АШ О БОГОБОРСТВЕ
Хотя Бог есть безоговорочный Судья, суд его не произволен: он обусловлен самим человеком, его помыслами и поступками. При всей уязвимости, человек, согласно еврейскому духу, – не подсудимый, а собеседник Бога, причем собеседник смелый, как был смел богоборец Яаков… Между тем предложенная Библией гармония человека с Богом оказалась в истории разрушена. Церковь превратила Бога-собеседника в гигантского Идола и низвела человека до крохотных размеров безгласного червя. Униженный и оскорбленный, человек не мог не восстать против Идола, против Бога, – так начался атеизм, который с каждым часом, по мере развития науки и техники, набирал новые гордые доказательства человеческой силы. Униженность обернулась скоро надменностью, как надменна была Вавилонская башня, возведенная в знак дерзкого вызова Богу, но тотчас же Им поваленная. Теперь уже библейская гармония оказалась нарушенной с другого конца, и месть человека Богу обернулась крахом самого человека, ибо посягательство на Бога рано или поздно не могло не оказаться посягательством на Его принципы человеколюбия.

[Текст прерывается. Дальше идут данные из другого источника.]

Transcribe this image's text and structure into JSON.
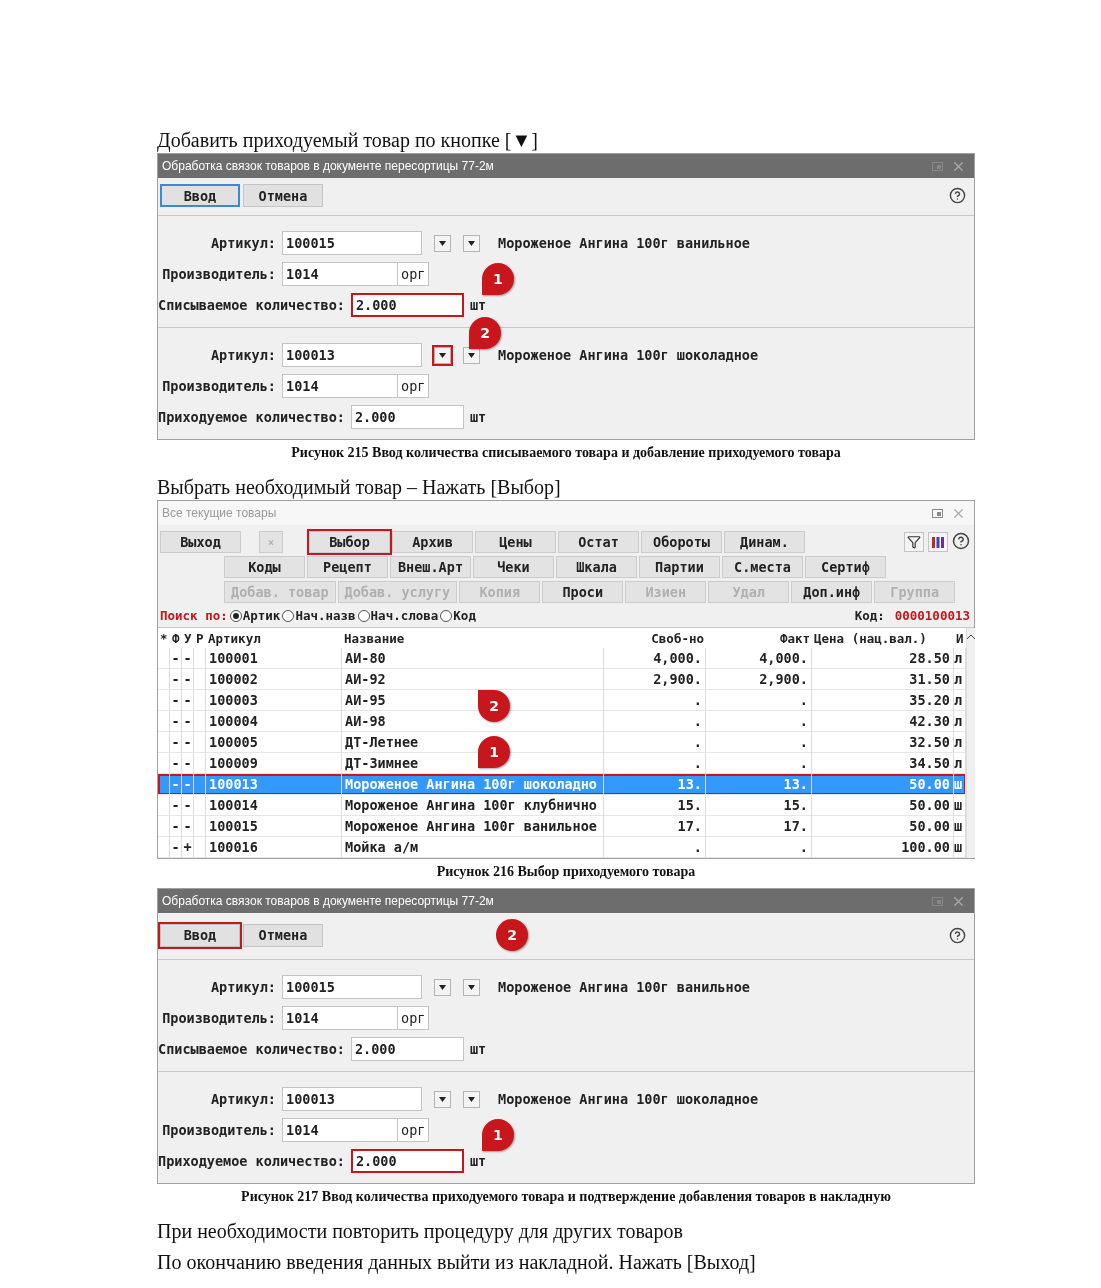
{
  "blocks": [
    {
      "kind": "paragraph",
      "text": "Добавить приходуемый товар по кнопке [▼]"
    },
    {
      "kind": "dialog",
      "title": "Обработка связок товаров в документе пересортицы 77-2м",
      "buttons": [
        {
          "label": "Ввод",
          "focused": true,
          "highlighted": false
        },
        {
          "label": "Отмена",
          "focused": false,
          "highlighted": false
        }
      ],
      "sections": [
        {
          "rows": [
            {
              "kind": "article",
              "label": "Артикул:",
              "value": "100015",
              "name": "Мороженое Ангина 100г ванильное",
              "dropdown_highlighted": false
            },
            {
              "kind": "maker",
              "label": "Производитель:",
              "value": "1014",
              "suffix": "орг"
            },
            {
              "kind": "qty",
              "label": "Списываемое количество:",
              "value": "2.000",
              "unit": "шт",
              "highlighted": true,
              "callout": "1"
            }
          ]
        },
        {
          "rows": [
            {
              "kind": "article",
              "label": "Артикул:",
              "value": "100013",
              "name": "Мороженое Ангина 100г шоколадное",
              "dropdown_highlighted": true,
              "callout": "2"
            },
            {
              "kind": "maker",
              "label": "Производитель:",
              "value": "1014",
              "suffix": "орг"
            },
            {
              "kind": "qty",
              "label": "Приходуемое количество:",
              "value": "2.000",
              "unit": "шт",
              "highlighted": false
            }
          ]
        }
      ]
    },
    {
      "kind": "caption",
      "text": "Рисунок 215 Ввод количества списываемого товара и добавление приходуемого товара"
    },
    {
      "kind": "paragraph",
      "text": "Выбрать необходимый товар – Нажать [Выбор]"
    },
    {
      "kind": "list_window",
      "title": "Все текущие товары",
      "toolbar": [
        [
          {
            "label": "Выход",
            "disabled": false,
            "highlighted": false
          },
          {
            "label": "×",
            "kind": "small",
            "disabled": true,
            "highlighted": false
          },
          {
            "label": "Выбор",
            "disabled": false,
            "highlighted": true
          },
          {
            "label": "Архив",
            "disabled": false,
            "highlighted": false
          },
          {
            "label": "Цены",
            "disabled": false,
            "highlighted": false
          },
          {
            "label": "Остат",
            "disabled": false,
            "highlighted": false
          },
          {
            "label": "Обороты",
            "disabled": false,
            "highlighted": false
          },
          {
            "label": "Динам.",
            "disabled": false,
            "highlighted": false
          }
        ],
        [
          {
            "label": "Коды",
            "disabled": false,
            "highlighted": false
          },
          {
            "label": "Рецепт",
            "disabled": false,
            "highlighted": false
          },
          {
            "label": "Внеш.Арт",
            "disabled": false,
            "highlighted": false
          },
          {
            "label": "Чеки",
            "disabled": false,
            "highlighted": false
          },
          {
            "label": "Шкала",
            "disabled": false,
            "highlighted": false
          },
          {
            "label": "Партии",
            "disabled": false,
            "highlighted": false
          },
          {
            "label": "С.места",
            "disabled": false,
            "highlighted": false
          },
          {
            "label": "Сертиф",
            "disabled": false,
            "highlighted": false
          }
        ],
        [
          {
            "label": "Добав. товар",
            "disabled": true,
            "highlighted": false
          },
          {
            "label": "Добав. услугу",
            "disabled": true,
            "highlighted": false
          },
          {
            "label": "Копия",
            "disabled": true,
            "highlighted": false
          },
          {
            "label": "Проси",
            "disabled": false,
            "highlighted": false
          },
          {
            "label": "Изиен",
            "disabled": true,
            "highlighted": false
          },
          {
            "label": "Удал",
            "disabled": true,
            "highlighted": false
          },
          {
            "label": "Доп.инф",
            "disabled": false,
            "highlighted": false
          },
          {
            "label": "Группа",
            "disabled": true,
            "highlighted": false
          }
        ]
      ],
      "search": {
        "label": "Поиск по:",
        "options": [
          {
            "label": "Артик",
            "selected": true
          },
          {
            "label": "Нач.назв",
            "selected": false
          },
          {
            "label": "Нач.слова",
            "selected": false
          },
          {
            "label": "Код",
            "selected": false
          }
        ],
        "code_label": "Код:",
        "code_value": "0000100013"
      },
      "table": {
        "columns": [
          "*",
          "Ф",
          "У",
          "Р",
          "Артикул",
          "Название",
          "Своб-но",
          "Факт",
          "Цена (нац.вал.)",
          "И"
        ],
        "callouts": [
          "2",
          "1"
        ],
        "rows": [
          {
            "f": "-",
            "u": "-",
            "article": "100001",
            "name": "АИ-80",
            "free": "4,000.",
            "fact": "4,000.",
            "price": "28.50",
            "unit": "л",
            "selected": false
          },
          {
            "f": "-",
            "u": "-",
            "article": "100002",
            "name": "АИ-92",
            "free": "2,900.",
            "fact": "2,900.",
            "price": "31.50",
            "unit": "л",
            "selected": false
          },
          {
            "f": "-",
            "u": "-",
            "article": "100003",
            "name": "АИ-95",
            "free": ".",
            "fact": ".",
            "price": "35.20",
            "unit": "л",
            "selected": false
          },
          {
            "f": "-",
            "u": "-",
            "article": "100004",
            "name": "АИ-98",
            "free": ".",
            "fact": ".",
            "price": "42.30",
            "unit": "л",
            "selected": false
          },
          {
            "f": "-",
            "u": "-",
            "article": "100005",
            "name": "ДТ-Летнее",
            "free": ".",
            "fact": ".",
            "price": "32.50",
            "unit": "л",
            "selected": false
          },
          {
            "f": "-",
            "u": "-",
            "article": "100009",
            "name": "ДТ-Зимнее",
            "free": ".",
            "fact": ".",
            "price": "34.50",
            "unit": "л",
            "selected": false
          },
          {
            "f": "-",
            "u": "-",
            "article": "100013",
            "name": "Мороженое Ангина 100г шоколадно",
            "free": "13.",
            "fact": "13.",
            "price": "50.00",
            "unit": "ш",
            "selected": true
          },
          {
            "f": "-",
            "u": "-",
            "article": "100014",
            "name": "Мороженое Ангина 100г клубнично",
            "free": "15.",
            "fact": "15.",
            "price": "50.00",
            "unit": "ш",
            "selected": false
          },
          {
            "f": "-",
            "u": "-",
            "article": "100015",
            "name": "Мороженое Ангина 100г ванильное",
            "free": "17.",
            "fact": "17.",
            "price": "50.00",
            "unit": "ш",
            "selected": false
          },
          {
            "f": "-",
            "u": "+",
            "article": "100016",
            "name": "Мойка а/м",
            "free": ".",
            "fact": ".",
            "price": "100.00",
            "unit": "ш",
            "selected": false
          }
        ]
      }
    },
    {
      "kind": "caption",
      "text": "Рисунок 216 Выбор приходуемого товара"
    },
    {
      "kind": "dialog",
      "title": "Обработка связок товаров в документе пересортицы 77-2м",
      "buttons": [
        {
          "label": "Ввод",
          "focused": false,
          "highlighted": true,
          "callout": "2"
        },
        {
          "label": "Отмена",
          "focused": false,
          "highlighted": false
        }
      ],
      "sections": [
        {
          "rows": [
            {
              "kind": "article",
              "label": "Артикул:",
              "value": "100015",
              "name": "Мороженое Ангина 100г ванильное",
              "dropdown_highlighted": false
            },
            {
              "kind": "maker",
              "label": "Производитель:",
              "value": "1014",
              "suffix": "орг"
            },
            {
              "kind": "qty",
              "label": "Списываемое количество:",
              "value": "2.000",
              "unit": "шт",
              "highlighted": false
            }
          ]
        },
        {
          "rows": [
            {
              "kind": "article",
              "label": "Артикул:",
              "value": "100013",
              "name": "Мороженое Ангина 100г шоколадное",
              "dropdown_highlighted": false
            },
            {
              "kind": "maker",
              "label": "Производитель:",
              "value": "1014",
              "suffix": "орг"
            },
            {
              "kind": "qty",
              "label": "Приходуемое количество:",
              "value": "2.000",
              "unit": "шт",
              "highlighted": true,
              "callout": "1"
            }
          ]
        }
      ]
    },
    {
      "kind": "caption",
      "text": "Рисунок 217 Ввод количества приходуемого товара и подтверждение добавления товаров в накладную"
    },
    {
      "kind": "paragraph",
      "text": "При необходимости повторить процедуру для других товаров"
    },
    {
      "kind": "paragraph",
      "text": "По окончанию введения данных выйти из накладной. Нажать [Выход]"
    }
  ]
}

Евреи, породившие первых на земле богоборцев, оказались в числе первых, кто осознал, что любовь к человеку – не людская, но Божья мудрость: любовь к Богу ведет к более бескорыстной любви к человеку, нежели братство людей, объединенных ненавистью к Судье. Первая борьба с Богом закончилась тем, что Яаков наконец узрел Его, хотя и заплатил за свою бессознательную надменность поврежденным бедром. Шолом Аш (1880-1957), еврейский писатель и философ, родившийся в Восточной Европе и закончивший свою жизнь в Америке, был одним из тех современных интеллектуалов, кто прошел в своей жизни путь от вдохновленного человеколюбием богоборства к постижению истинно человеколюбивой веры в Бога.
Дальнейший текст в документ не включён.